Pakdemirli, Türkiye’de her yıl 50’ye yakın ülkeden, 100 civarında uzmana, çölleşmeyle mücadele konusunda eğitim verildiğini dile getirerek, 2018 sonu itibariyle 800’ün üzerinde yabancı uzmanın bu kapsamda eğitim aldıklarını bildirdi.

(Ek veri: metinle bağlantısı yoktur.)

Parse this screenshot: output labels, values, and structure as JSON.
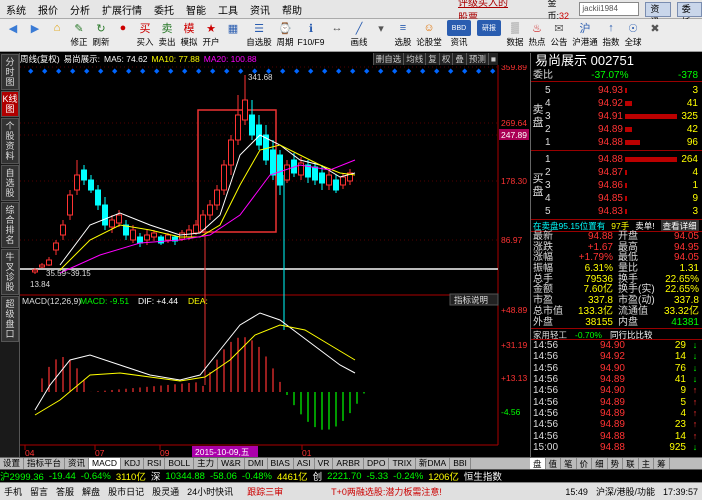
{
  "menu": {
    "items": [
      "系统",
      "报价",
      "分析",
      "扩展行情",
      "委托",
      "智能",
      "工具",
      "资讯",
      "帮助"
    ],
    "ad": "评级买入的股票",
    "gold_label": "金币:",
    "gold_value": "32",
    "user": "jackii1984",
    "btn1": "资讯",
    "btn2": "委托"
  },
  "toolbar": [
    {
      "label": "",
      "icon": "◀",
      "color": "#3a7bd5",
      "name": "back"
    },
    {
      "label": "",
      "icon": "▶",
      "color": "#3a7bd5",
      "name": "forward"
    },
    {
      "label": "",
      "icon": "⌂",
      "color": "#e0a000",
      "name": "home"
    },
    {
      "label": "修正",
      "icon": "✎",
      "color": "#2a7a2a",
      "name": "edit"
    },
    {
      "label": "刷新",
      "icon": "↻",
      "color": "#2a7a2a",
      "name": "refresh"
    },
    {
      "label": "",
      "icon": "●",
      "color": "#c00",
      "name": "record"
    },
    {
      "label": "买入",
      "icon": "买",
      "color": "#c00",
      "name": "buy"
    },
    {
      "label": "卖出",
      "icon": "卖",
      "color": "#2a7a2a",
      "name": "sell"
    },
    {
      "label": "模拟",
      "icon": "模",
      "color": "#c00",
      "name": "simulate"
    },
    {
      "label": "开户",
      "icon": "★",
      "color": "#c00",
      "name": "account"
    },
    {
      "label": "",
      "icon": "▦",
      "color": "#2a5db0",
      "name": "grid"
    },
    {
      "label": "自选股",
      "icon": "☰",
      "color": "#2a5db0",
      "name": "watchlist"
    },
    {
      "label": "周期",
      "icon": "⌚",
      "color": "#2a5db0",
      "name": "period"
    },
    {
      "label": "F10/F9",
      "icon": "ℹ",
      "color": "#2a5db0",
      "name": "f10"
    },
    {
      "label": "",
      "icon": "↔",
      "color": "#555",
      "name": "resize"
    },
    {
      "label": "画线",
      "icon": "╱",
      "color": "#2a5db0",
      "name": "draw"
    },
    {
      "label": "",
      "icon": "▾",
      "color": "#555",
      "name": "more"
    },
    {
      "label": "选股",
      "icon": "≡",
      "color": "#2a5db0",
      "name": "select"
    },
    {
      "label": "论股堂",
      "icon": "☺",
      "color": "#e07000",
      "name": "forum"
    },
    {
      "label": "资讯",
      "icon": "BBD",
      "color": "#2a5db0",
      "name": "bbd"
    },
    {
      "label": "",
      "icon": "研报",
      "color": "#2a5db0",
      "name": "report"
    },
    {
      "label": "数据",
      "icon": "▒",
      "color": "#555",
      "name": "data"
    },
    {
      "label": "热点",
      "icon": "♨",
      "color": "#c00",
      "name": "hot"
    },
    {
      "label": "公告",
      "icon": "✉",
      "color": "#555",
      "name": "notice"
    },
    {
      "label": "沪港通",
      "icon": "沪",
      "color": "#2a5db0",
      "name": "hk"
    },
    {
      "label": "指数",
      "icon": "↑",
      "color": "#2a5db0",
      "name": "index"
    },
    {
      "label": "全球",
      "icon": "☉",
      "color": "#2a5db0",
      "name": "global"
    },
    {
      "label": "",
      "icon": "✖",
      "color": "#555",
      "name": "close"
    }
  ],
  "leftnav": [
    "分时图",
    "K线图",
    "个股资料",
    "自选股",
    "综合排名",
    "牛叉诊股",
    "超级盘口"
  ],
  "chart_header": {
    "period": "周线(复权)",
    "stock": "易尚展示:",
    "ma5": "MA5: 74.62",
    "ma10": "MA10: 77.88",
    "ma20": "MA20: 100.88",
    "controls": [
      "删自选",
      "均线",
      "复",
      "权",
      "叠",
      "预测",
      "■"
    ]
  },
  "chart_labels": {
    "high": "341.68",
    "low": "13.84",
    "range": "35.59~39.15",
    "macd": "MACD(12,26,9)",
    "macd_val": "MACD: -9.51",
    "dif": "DIF: +4.44",
    "dea": "DEA:",
    "explain": "指标说明",
    "date": "2015-10-09,五"
  },
  "chart_data": {
    "type": "candlestick",
    "y_ticks": [
      "359.89",
      "269.64",
      "247.89",
      "178.30",
      "86.97"
    ],
    "macd_ticks": [
      "+48.89",
      "+31.19",
      "+13.13",
      "-4.56"
    ],
    "x_ticks": [
      "04",
      "07",
      "09",
      "01"
    ],
    "ylim": [
      0,
      360
    ]
  },
  "right": {
    "title": "易尚展示 002751",
    "webi": [
      "委比",
      "-37.07%",
      "-378"
    ],
    "sell": [
      {
        "lv": "5",
        "price": "94.93",
        "vol": "3"
      },
      {
        "lv": "4",
        "price": "94.92",
        "vol": "41"
      },
      {
        "lv": "3",
        "price": "94.91",
        "vol": "325"
      },
      {
        "lv": "2",
        "price": "94.89",
        "vol": "42"
      },
      {
        "lv": "1",
        "price": "94.88",
        "vol": "96"
      }
    ],
    "buy": [
      {
        "lv": "1",
        "price": "94.88",
        "vol": "264"
      },
      {
        "lv": "2",
        "price": "94.87",
        "vol": "4"
      },
      {
        "lv": "3",
        "price": "94.86",
        "vol": "1"
      },
      {
        "lv": "4",
        "price": "94.85",
        "vol": "9"
      },
      {
        "lv": "5",
        "price": "94.83",
        "vol": "3"
      }
    ],
    "side_sell": "卖盘",
    "side_buy": "买盘",
    "stat_head": [
      "在卖盘95.15位置有",
      "97手",
      "卖单!",
      "查看详细"
    ],
    "stats": [
      [
        "最新",
        "94.88",
        "开盘",
        "94.05"
      ],
      [
        "涨跌",
        "+1.67",
        "最高",
        "94.95"
      ],
      [
        "涨幅",
        "+1.79%",
        "最低",
        "94.05"
      ],
      [
        "振幅",
        "6.31%",
        "量比",
        "1.31"
      ],
      [
        "总手",
        "79536",
        "换手",
        "22.65%"
      ],
      [
        "金额",
        "7.60亿",
        "换手(实)",
        "22.65%"
      ],
      [
        "市盈",
        "337.8",
        "市盈(动)",
        "337.8"
      ],
      [
        "总市值",
        "133.3亿",
        "流通值",
        "33.32亿"
      ],
      [
        "外盘",
        "38155",
        "内盘",
        "41381"
      ]
    ],
    "industry": [
      "家用轻工",
      "-0.70%",
      "同行比比较"
    ],
    "ticks": [
      {
        "t": "14:56",
        "p": "94.90",
        "v": "29",
        "ar": "↓"
      },
      {
        "t": "14:56",
        "p": "94.92",
        "v": "14",
        "ar": "↓"
      },
      {
        "t": "14:56",
        "p": "94.90",
        "v": "76",
        "ar": "↓"
      },
      {
        "t": "14:56",
        "p": "94.89",
        "v": "41",
        "ar": "↓"
      },
      {
        "t": "14:56",
        "p": "94.90",
        "v": "9",
        "ar": "↑"
      },
      {
        "t": "14:56",
        "p": "94.89",
        "v": "5",
        "ar": "↑"
      },
      {
        "t": "14:56",
        "p": "94.89",
        "v": "4",
        "ar": "↑"
      },
      {
        "t": "14:56",
        "p": "94.89",
        "v": "23",
        "ar": "↑"
      },
      {
        "t": "14:56",
        "p": "94.88",
        "v": "14",
        "ar": "↑"
      },
      {
        "t": "15:00",
        "p": "94.88",
        "v": "925",
        "ar": "↓"
      }
    ]
  },
  "tabs": [
    "设置",
    "指标平台",
    "资讯",
    "MACD",
    "KDJ",
    "RSI",
    "BOLL",
    "主力",
    "W&R",
    "DMI",
    "BIAS",
    "ASI",
    "VR",
    "ARBR",
    "DPO",
    "TRIX",
    "新DMA",
    "BBI"
  ],
  "rtabs": [
    "盘",
    "值",
    "笔",
    "价",
    "细",
    "势",
    "联",
    "主",
    "筹"
  ],
  "ticker": [
    {
      "t": "沪2999.36",
      "c": "#0f0"
    },
    {
      "t": "-19.44",
      "c": "#0f0"
    },
    {
      "t": "-0.64%",
      "c": "#0f0"
    },
    {
      "t": "3110亿",
      "c": "#ff0"
    },
    {
      "t": "深",
      "c": "#fff"
    },
    {
      "t": "10344.88",
      "c": "#0f0"
    },
    {
      "t": "-58.06",
      "c": "#0f0"
    },
    {
      "t": "-0.48%",
      "c": "#0f0"
    },
    {
      "t": "4461亿",
      "c": "#ff0"
    },
    {
      "t": "创",
      "c": "#fff"
    },
    {
      "t": "2221.70",
      "c": "#0f0"
    },
    {
      "t": "-5.33",
      "c": "#0f0"
    },
    {
      "t": "-0.24%",
      "c": "#0f0"
    },
    {
      "t": "1206亿",
      "c": "#ff0"
    },
    {
      "t": "恒生指数",
      "c": "#fff"
    }
  ],
  "status": {
    "items": [
      "手机",
      "留言",
      "答服",
      "解盘",
      "股市日记",
      "股灵通",
      "24小时快讯"
    ],
    "promo": "跟踪三审",
    "promo2": "T+0两融选股:潜力板需注意!",
    "time_a": "15:49",
    "ticker_a": "沪深/港股/功能",
    "time_b": "17:39:57"
  }
}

Bakan Pakdemirli, Türkiye’nin son 17 yıldaki çalışmalarıyla çölleşme ve erozyonla mücadelede büyük adımlar attığına dikkati çekerek, “Sayın Cumhurbaşkanımızın himayelerinde başlatılan Ulusal Ağaçlandırma Seferberliği’yle bugüne kadar 4,5 milyar fidan toprakla buluşturuldu. Hedefimiz, 2023 yılına kadar dünya nüfusu kadar yani 7 milyar fidanı toprakla buluşturmak.” diye konuştu.

Haber Görseli

“Önlemlerimizi almalıyız”

Çölleşmenin sosyal etkilerine de değinen Pakdemirli, “Çok geç olmadan, araziler üretkenliğini tamamen kaybedip topraklar insanlar için tamamen yaşanılmaz bir yer olmadan önlemlerimizi almak zorundayız. Bu önlemleri alırken de sadece kendi topraklarımızı değil küresel olarak tüm toprakların korunması gerektiği ilkesi ile bütüncül bir bilinçle hareket etmeliyiz.” ifadesini kullandı.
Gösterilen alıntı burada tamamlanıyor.